In bed. Fever. Only the mind stubbornly persists. Awful thoughts. Unbearable feeling of walking step by step toward an unknown catastrophe that will destroy everything around and inside of me…. Evening. They come get me. I’d forgotten that the Black troupe was going to put on an act from Caligula for me tonight…. The evening ends with some Brazilian music that seems mediocre.

On the plane to São Paulo:

Tired of making notes about nothing…. (Yesterday was a whole lot of nothing. Even a conversation with [Murilo Mendes, a Brazilian poet] about the relationship between culture and violence, which helped me sharpen my thinking, seemed like another nothing.)…

What finally seemed clear to me yesterday is that I wish to die.

Existentially, one presumes.

The rides from city to city on potholed roads are long and grueling, the car churning up tons of red dust while Camus sits in back, coughing and shivering. And then there are the talks themselves, at the end of which lies the necessity of responding to endless numbers of fans who need to gush all over him before the handler takes him off to another restaurant or club or wealthy South American’s apartment. At the end of one such evening he writes that he is “tired of the human face.”

Among the final entries in the book:

Hellish day. Radio, sightseeing.
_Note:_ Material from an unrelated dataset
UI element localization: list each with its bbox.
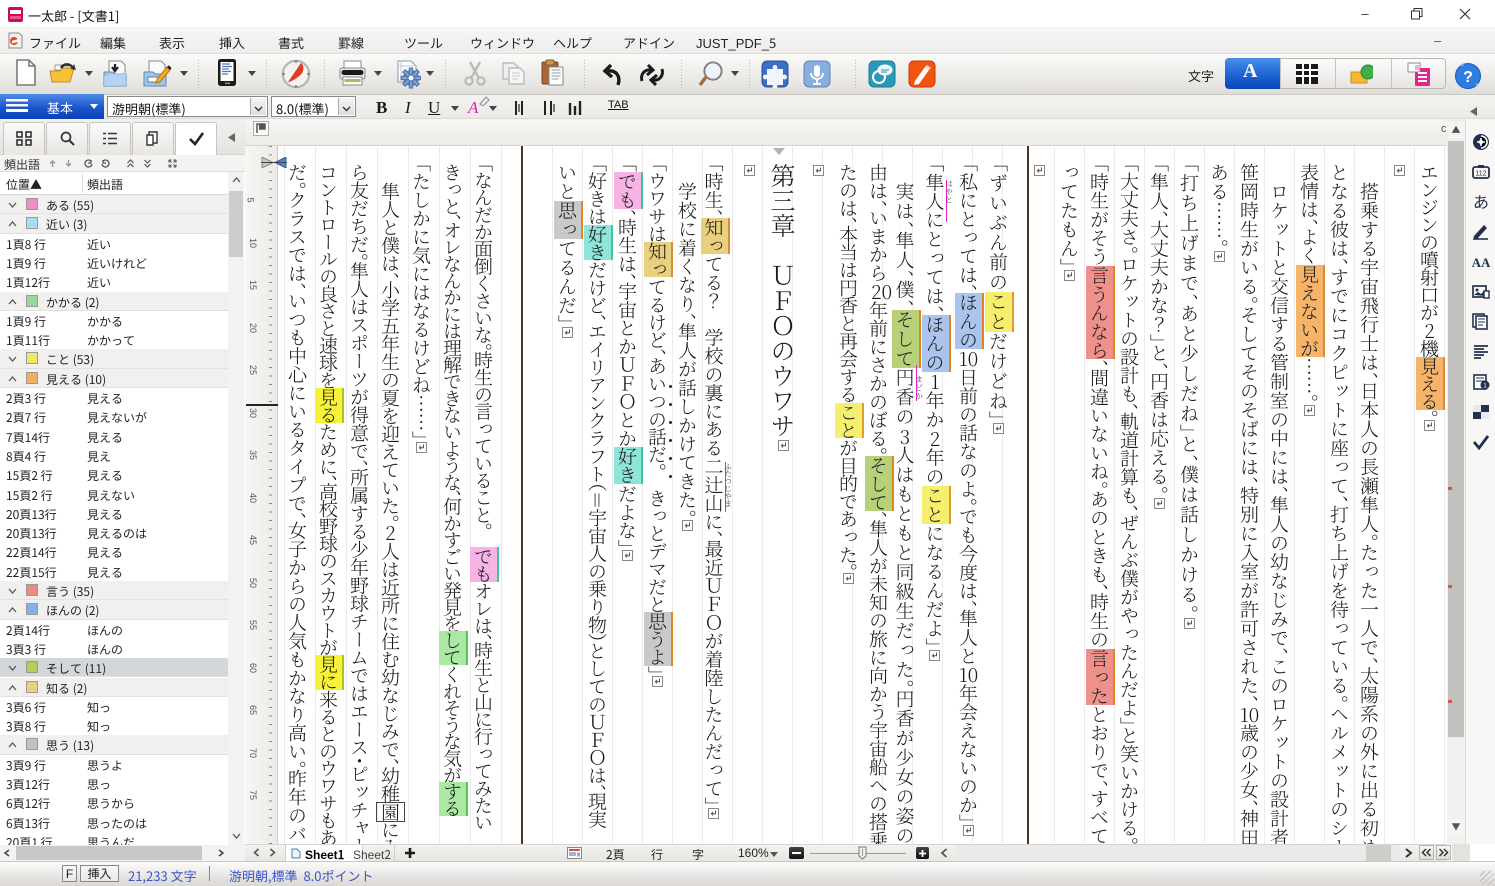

Lunch with [a poet’s] son…. Colloquium with the local theater people. At 7 o’clock, a talk in a room so packed it’s exhausting. Dinner at the embassy, a flood of boredom.

Two awful days dragging about with my flu…numb to all I see, concerned only with regaining my strength, amid people who, in their friendship or hysterics, notice nothing of the state I’m in and so make it that much worse.

On the plane taking him to Chile: “We pass over the Andes at night—and I can’t see a thing—which just about sums up the trip.” If a book can seem not only to demonstrate but to embody the truism “There’s no free lunch,” this one is it.

When I turned the last page of Travels in the Americas I closed the book and found myself remembering a story I heard many years ago about Camus. After a talk that he gave a year or so before he died, a young woman in the audience asked the following question: “Mr. Camus, if everything is absurd, does that mean that nothing we do matters?” Camus supposedly looked at her for a long moment and then, in a measured voice, said, “It matters. It all matters. If the telephone rings, and I don’t answer it, it matters.” Now I can’t help wondering if he wasn’t thinking of his time in the Americas, when the principle of the absurd must have seemed most alive to him.